Goss expects government regulatory agencies will be adjusting their rules as the nanomaterials industry grows and he sees a role for his research group as communicators.
"We'd like to see a co-ordinated response where one set of toxicity tests can be shared by Canada, the United States, Europe and other producing nations."
Goss shares the leadership role in the program with researcher Geoffrey Sunahara at the National Research Council's biotechnology lab in Montreal. The $3.39 million program is funded by the U of A, NRC, Natural Sciences and Engineering Research Council of Canada, the National Institute for Nanotechnology and Environment Canada. Private sector companies involved include VIVE Nano, Golder Associates and HydroQual Laboratories.
Goss says it's difficult to imagine what nanotechnology won't be used for. He uses an old television commercial produced by a multinational chemical company to describe the future of nanomaterials. "Remember those BSAF ads that said, 'We don't make things. We make things better,'" said Goss. "That's essentially what nanotechnology is going to do."

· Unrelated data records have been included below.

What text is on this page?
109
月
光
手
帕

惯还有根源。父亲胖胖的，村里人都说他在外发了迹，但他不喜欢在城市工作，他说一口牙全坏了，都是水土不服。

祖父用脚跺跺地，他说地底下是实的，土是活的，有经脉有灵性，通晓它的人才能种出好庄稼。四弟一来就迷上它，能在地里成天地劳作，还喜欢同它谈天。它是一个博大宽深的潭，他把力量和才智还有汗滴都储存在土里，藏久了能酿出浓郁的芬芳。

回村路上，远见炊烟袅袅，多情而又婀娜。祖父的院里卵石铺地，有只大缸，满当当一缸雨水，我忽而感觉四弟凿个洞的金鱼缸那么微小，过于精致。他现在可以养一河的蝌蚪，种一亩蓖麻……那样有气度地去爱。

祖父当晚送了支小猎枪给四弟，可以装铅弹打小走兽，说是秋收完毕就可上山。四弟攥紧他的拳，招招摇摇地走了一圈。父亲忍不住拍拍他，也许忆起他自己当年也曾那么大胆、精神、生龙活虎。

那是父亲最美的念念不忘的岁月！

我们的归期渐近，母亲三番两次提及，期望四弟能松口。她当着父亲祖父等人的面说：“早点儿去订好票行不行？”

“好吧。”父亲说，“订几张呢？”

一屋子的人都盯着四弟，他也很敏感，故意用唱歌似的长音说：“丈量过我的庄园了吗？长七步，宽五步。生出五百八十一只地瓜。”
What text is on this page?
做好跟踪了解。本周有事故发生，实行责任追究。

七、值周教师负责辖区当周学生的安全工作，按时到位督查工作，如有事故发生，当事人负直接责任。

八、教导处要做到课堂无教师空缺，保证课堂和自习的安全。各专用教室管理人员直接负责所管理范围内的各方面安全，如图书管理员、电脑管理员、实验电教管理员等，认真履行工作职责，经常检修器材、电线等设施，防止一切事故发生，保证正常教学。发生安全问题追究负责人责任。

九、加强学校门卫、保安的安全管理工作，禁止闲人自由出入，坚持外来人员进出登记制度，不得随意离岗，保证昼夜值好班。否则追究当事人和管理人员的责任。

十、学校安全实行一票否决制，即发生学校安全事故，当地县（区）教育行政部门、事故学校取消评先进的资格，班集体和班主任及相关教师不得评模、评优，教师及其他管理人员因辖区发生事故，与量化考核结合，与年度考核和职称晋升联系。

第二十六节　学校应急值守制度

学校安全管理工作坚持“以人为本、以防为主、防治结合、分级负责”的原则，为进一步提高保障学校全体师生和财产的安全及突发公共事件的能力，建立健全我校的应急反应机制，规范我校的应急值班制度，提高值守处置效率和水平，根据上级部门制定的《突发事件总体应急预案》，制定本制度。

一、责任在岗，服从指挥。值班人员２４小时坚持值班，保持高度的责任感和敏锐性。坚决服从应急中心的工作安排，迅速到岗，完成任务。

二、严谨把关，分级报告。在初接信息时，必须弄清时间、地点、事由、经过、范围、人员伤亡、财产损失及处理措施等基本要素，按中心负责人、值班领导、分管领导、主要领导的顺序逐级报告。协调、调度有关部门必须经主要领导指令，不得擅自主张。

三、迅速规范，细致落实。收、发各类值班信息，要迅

Goss predicts many areas of daily life will benefit from nanomaterials, which includes more sustainable world travel. "It's going to make stronger steel so commercial aircraft are lighter and fly further on less fuel."
Fortunately Goss believes 99.9 per cent of nanomaterial products will be found to be completely benign. Finding the downside will be the challenge. "We're set to identify problem nanomaterials and prevent them from getting out into the market. That's our job."